When Prosecutors Go Wild

Where do you turn for help when the people assaulting your kids are the authorities themselves?

When I was in high school, the local cops decided they'd had enough petty crime from some teenaged hooligans.  They started picking up the kids on the street, driving them into the woods, and beating the tar out of them.  Having kids acting like jerks is scary, but having officers of the law throw out the law book and exact their own brand of justice is even scarier.

In fact, nothing's scarier than a rogue policeman, unless it's a rogue prosecutor.   The cop might give you a few lumps, but a prosecutor can try to lock you away for decades.  Just ask the victims of former Durham County District Attorney Mike Nifong.

Nifong put Reade Seligmann, Collin Finnerty and David Evans, the now infamous Duke lacrosse players, through 14 months of hell fighting false rape and kidnapping charges.  Why? Because the accusation represented the perfect case at just the right time to serve Nifong's private ambitions.  The players are white students at an elite university and the accuser is black and poor. Nifong wanted to create a reputation as an opponent of racism so he could win reelection in a county with a high minority population.

The North Carolina State Bar Association disbarred Nifong on Saturday.  A judge suspended him as DA on Tuesday, and the state legislature is preparing a bill to allow the governor to fire him immediately.  His legal career is over, and he is likely to face civil suits.  He's already paying a heavy price.  But is it punishment enough? 

Let's take a look at what he did:

    Nifong brought the charges before even interviewing the accuser, whose testimony proved to be inconsistent and unreliable.

    Nifong made incendiary public allegations against the defendants, imperiling their right to be judged by an impartial jury.

    Nifong lit a bonfire of racial discontent in Durham County and across the nation.

    Nifong lied to the defense counsel about the DNA test results, and withheld DNA evidence that absolutely proved the innocence of the defendants.

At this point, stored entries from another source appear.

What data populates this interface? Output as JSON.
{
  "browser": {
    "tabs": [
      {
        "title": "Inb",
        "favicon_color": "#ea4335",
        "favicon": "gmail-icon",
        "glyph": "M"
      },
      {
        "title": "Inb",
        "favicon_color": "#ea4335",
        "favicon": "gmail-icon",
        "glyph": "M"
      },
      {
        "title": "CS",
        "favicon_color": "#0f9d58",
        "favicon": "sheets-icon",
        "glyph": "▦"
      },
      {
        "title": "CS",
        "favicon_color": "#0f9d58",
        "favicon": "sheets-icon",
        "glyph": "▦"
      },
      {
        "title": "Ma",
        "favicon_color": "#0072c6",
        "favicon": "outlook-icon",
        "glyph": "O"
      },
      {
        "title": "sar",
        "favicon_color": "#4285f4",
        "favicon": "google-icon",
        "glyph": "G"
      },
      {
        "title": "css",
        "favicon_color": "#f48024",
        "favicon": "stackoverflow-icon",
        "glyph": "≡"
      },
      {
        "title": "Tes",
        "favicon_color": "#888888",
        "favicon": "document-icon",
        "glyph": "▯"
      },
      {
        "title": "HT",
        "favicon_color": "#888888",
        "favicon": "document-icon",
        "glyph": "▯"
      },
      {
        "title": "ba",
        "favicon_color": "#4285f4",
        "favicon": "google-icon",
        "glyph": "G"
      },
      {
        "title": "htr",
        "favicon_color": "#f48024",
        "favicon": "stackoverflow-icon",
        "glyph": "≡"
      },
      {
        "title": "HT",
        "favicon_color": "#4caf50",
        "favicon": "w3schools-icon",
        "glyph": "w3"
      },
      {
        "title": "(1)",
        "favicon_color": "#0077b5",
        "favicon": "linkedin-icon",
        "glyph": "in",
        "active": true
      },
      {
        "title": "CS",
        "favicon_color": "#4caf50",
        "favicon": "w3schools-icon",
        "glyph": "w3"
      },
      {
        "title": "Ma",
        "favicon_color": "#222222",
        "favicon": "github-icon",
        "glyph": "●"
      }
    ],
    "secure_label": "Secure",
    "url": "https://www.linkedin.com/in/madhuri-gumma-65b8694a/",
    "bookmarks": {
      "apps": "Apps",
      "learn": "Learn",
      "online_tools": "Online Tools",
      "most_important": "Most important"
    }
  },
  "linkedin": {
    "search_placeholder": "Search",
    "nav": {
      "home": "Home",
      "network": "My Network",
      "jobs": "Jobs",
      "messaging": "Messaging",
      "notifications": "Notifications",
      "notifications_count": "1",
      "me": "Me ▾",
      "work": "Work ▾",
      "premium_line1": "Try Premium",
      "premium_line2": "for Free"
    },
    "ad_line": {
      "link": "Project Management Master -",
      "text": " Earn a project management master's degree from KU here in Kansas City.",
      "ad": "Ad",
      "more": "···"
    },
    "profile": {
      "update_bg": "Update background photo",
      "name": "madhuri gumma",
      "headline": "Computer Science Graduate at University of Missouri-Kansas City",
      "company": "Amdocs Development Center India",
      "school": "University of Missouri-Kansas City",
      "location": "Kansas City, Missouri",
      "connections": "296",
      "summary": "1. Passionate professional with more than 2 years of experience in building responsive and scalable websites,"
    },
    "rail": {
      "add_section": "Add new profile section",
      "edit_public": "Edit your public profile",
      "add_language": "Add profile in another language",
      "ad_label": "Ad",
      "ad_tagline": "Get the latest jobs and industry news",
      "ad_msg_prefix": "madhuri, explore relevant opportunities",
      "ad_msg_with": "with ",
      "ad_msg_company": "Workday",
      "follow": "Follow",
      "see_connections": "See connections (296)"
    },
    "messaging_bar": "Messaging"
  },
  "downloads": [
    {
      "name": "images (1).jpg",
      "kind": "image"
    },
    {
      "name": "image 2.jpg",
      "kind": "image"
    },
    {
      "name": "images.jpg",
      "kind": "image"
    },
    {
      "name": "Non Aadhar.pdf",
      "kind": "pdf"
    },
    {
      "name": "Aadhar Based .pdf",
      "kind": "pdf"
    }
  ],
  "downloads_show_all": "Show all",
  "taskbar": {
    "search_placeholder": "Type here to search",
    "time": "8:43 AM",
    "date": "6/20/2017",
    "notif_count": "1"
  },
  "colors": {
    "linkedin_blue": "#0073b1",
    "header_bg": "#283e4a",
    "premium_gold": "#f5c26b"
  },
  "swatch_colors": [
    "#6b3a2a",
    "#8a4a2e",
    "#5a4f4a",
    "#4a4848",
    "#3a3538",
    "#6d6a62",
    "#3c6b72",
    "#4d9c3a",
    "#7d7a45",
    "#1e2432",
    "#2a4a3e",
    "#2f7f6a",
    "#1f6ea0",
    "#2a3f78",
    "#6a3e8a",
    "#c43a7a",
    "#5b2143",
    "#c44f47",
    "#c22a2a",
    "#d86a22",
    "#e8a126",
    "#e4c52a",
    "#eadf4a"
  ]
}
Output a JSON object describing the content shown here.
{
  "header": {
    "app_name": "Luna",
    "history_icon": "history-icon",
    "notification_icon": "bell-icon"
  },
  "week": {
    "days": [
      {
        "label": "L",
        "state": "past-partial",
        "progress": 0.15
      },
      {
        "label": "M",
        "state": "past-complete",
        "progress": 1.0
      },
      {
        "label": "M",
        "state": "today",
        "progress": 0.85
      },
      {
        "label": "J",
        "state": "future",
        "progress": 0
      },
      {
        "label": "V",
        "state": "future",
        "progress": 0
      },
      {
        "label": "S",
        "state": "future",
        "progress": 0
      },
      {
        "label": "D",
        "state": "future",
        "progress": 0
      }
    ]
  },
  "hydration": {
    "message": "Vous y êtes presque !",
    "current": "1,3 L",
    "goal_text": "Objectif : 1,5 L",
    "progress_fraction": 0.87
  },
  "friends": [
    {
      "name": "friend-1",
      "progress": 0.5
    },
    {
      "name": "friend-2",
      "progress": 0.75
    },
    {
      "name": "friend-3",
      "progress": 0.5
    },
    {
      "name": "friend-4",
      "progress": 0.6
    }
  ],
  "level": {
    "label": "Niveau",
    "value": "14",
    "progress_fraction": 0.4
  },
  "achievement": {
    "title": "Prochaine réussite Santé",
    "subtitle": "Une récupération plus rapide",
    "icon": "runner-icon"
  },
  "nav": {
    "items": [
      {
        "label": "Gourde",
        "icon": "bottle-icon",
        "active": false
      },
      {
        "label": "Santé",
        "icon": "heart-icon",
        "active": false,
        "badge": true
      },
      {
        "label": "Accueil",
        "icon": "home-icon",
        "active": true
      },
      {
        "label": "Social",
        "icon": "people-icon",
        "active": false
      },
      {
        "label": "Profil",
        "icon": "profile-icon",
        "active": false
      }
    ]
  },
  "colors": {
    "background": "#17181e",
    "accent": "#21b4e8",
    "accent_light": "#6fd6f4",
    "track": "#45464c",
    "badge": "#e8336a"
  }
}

    Nifong lied to the court about that DNA evidence.

    Nifong ignored an ironclad alibi that proved the innocence of one of the defendants.

    In all, Nifong was found guilty of breaking more than two dozen rules of professional conduct by the North Carolina State Bar.

That's quite an indictment, and it's important to recognize that Nifong went far beyond breaking the arcane ethics rules of the legal fraternity.  He violated the civil rights of his victims, undermined public confidence in the law, and increased racial tensions.  His ultimate punishment ought to come from the nation's courts, not from the bar association.

Enforcing the law is the most awful power wielded by the state short of waging war.  If we're to live in a civil society under the rule of law, citizens must be able to trust the people who wield that power.  When officers of the court abuse their power they must pay a harsh penalty. 

Nifong is a rogue prosecutor, and the state of North Carolina should make an example of him by bringing criminal charges.

Brian Fitzpatrick is senior editor of the Culture and Media Institute, a division of the Media Research Center.